Waiting was all well and good, but we were never very good at it. Yes, we were both far happier being early for an event than merely on time, but potentially being several decades ahead of time would put even our patience to the test. We had to keep our heads down at the same time as gathering more information on what was about to happen. That’s a pretty tough circle to square.
The heat of the summer was driving us crazy and we were starting to get on each other’s’ nerves. For all we had lived together for many years, we only ever spent this quantity of time together on holiday. The aches, the pains, the inability to wash as frequently as one of us would rather; these were all building and building on the resentment we were identifying our new situation with.
We got in to an argument with a street performer we were sharing a squat with. He had claimed that we had stolen a bottle of wine from him, and he was looking to extract recompense in some rather exotic ways. In normal circumstances such an external threat would force us together, but not this time. Accusations were thrown and we turned on each other instead. The juggler had never had a bottle of wine, we later found out. He did liberate from us a loaf of bread we had stolen, however.
She cried when she saw a girl in the street who reminded her of what she had lost. She cried in her sleep and I hugged her tightly. The separation was always too much for her, but without any hope of resolution it was just poisoning her from the inside. What could we do in order to survive this?
I hung from a ledge under a bridge. Beneath me was a fast flowing river and a long drop to get to it. We had discovered that a bubble of time existed under this bridge and we wanted to take a closer look. We had crossed this bridge on foot twenty years in our future, and it looked older now than it had then. The whole city of Cologne wore a face of darkness and ill repute. This was not what we had expected to find. Had some mis-step of causality led to a new quantum reality? It was possible.
The bubble had a silvery sheen, and rippled faintly. I had climbed down two ribs from where I would need to be; I returned to the surface and repositioned myself. As I made it to the correct rib I heard a voice which made me think I was dreaming. I heard the three of us, in our home. I heard myself and shuddered, but most importantly I heard our daughter. And then a familiar face appeared.
I grabbed her before she could fall, and helped her to the surface. A pregnant woman in slippers had made her way to her own future’s past. It took a matter of seconds for her future counterpart to ask her if she could take her place. Both of them seemed vaguely satisfied with the result. I wasn’t sure.

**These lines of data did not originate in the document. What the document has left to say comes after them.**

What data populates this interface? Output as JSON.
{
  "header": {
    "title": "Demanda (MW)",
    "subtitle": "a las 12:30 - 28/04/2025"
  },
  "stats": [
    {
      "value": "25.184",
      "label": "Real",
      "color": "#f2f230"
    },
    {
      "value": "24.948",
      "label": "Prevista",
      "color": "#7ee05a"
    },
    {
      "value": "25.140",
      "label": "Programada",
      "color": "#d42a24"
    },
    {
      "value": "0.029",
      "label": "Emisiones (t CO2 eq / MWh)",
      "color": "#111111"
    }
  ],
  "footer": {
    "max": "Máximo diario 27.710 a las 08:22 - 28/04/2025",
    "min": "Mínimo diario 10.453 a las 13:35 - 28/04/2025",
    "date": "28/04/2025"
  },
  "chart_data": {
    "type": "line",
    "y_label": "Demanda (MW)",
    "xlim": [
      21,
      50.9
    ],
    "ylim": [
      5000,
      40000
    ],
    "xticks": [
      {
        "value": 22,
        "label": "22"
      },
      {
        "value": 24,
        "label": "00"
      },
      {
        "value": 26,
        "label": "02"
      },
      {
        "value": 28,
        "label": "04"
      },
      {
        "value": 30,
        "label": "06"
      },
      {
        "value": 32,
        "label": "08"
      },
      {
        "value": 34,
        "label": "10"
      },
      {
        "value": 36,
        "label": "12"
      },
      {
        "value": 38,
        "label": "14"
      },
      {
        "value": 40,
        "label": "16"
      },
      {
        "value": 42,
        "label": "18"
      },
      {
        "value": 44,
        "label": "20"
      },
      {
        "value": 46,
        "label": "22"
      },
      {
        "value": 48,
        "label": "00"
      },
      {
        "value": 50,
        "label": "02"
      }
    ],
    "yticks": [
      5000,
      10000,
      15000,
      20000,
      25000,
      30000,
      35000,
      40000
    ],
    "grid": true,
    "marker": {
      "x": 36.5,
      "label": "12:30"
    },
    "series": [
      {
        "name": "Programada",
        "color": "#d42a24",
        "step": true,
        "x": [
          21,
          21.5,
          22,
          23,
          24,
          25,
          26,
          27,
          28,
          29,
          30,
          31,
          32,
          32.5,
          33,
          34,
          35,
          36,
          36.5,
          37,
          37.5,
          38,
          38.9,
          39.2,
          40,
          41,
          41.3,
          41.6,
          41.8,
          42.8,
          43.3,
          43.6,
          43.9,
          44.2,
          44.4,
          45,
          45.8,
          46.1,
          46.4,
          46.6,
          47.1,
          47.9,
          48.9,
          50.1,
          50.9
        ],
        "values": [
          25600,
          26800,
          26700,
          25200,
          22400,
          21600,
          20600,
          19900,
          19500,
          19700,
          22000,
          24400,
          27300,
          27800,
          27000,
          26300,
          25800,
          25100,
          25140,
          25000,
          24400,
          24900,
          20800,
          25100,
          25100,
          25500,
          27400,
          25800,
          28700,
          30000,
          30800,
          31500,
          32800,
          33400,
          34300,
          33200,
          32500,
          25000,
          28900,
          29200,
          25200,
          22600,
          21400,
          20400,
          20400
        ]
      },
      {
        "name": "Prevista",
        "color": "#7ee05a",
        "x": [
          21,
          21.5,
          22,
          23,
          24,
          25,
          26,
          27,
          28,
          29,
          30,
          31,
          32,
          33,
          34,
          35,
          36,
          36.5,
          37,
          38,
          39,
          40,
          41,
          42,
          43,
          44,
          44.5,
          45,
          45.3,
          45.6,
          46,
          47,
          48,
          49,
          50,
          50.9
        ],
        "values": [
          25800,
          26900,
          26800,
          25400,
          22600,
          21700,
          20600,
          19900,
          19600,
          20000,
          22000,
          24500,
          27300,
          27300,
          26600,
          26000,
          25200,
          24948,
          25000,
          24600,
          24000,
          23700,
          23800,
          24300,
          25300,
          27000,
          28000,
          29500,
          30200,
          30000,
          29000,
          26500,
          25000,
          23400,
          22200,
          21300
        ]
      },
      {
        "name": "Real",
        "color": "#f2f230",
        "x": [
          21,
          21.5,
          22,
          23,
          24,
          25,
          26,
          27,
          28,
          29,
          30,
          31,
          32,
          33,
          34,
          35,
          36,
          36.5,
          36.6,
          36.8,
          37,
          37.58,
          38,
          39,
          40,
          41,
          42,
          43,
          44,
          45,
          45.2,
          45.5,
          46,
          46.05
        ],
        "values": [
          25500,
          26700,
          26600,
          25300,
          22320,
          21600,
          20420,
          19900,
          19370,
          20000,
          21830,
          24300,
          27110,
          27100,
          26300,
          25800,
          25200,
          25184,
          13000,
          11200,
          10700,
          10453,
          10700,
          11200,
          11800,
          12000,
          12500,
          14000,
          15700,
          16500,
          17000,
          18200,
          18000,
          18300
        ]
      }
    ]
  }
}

We were not the only people on this bizarre “quest”, but the others differed from us in several key respects: We were the only ones who had been sent back in a couple, but not the only ones who had been thrown back in their own time lines; we were far from the only people who had lost someone, but the only people who had had their child taken away from them. We were the only ones who had had any direct contact with the fabled temporal bubbles. That made us celebrities in this world.
People questioned her – an eighteen year old girl in a forty year old woman’s body – about what it had been like. She talked of clouds and of sticky endless days. The world she had come from was on pause, but she sensed that that had come to an end with her journey. Her version of me had made a similar attempt to trick the bubble, but he was returned to his reset position. She had not been.
News spread like wildfire, and I realised our mistake too late. While we were awash with information and leads, our identities were becoming better known. That meant moving quickly. Switzerland here we come; earlier than anticipated, but with a far better idea of what we were going to do there.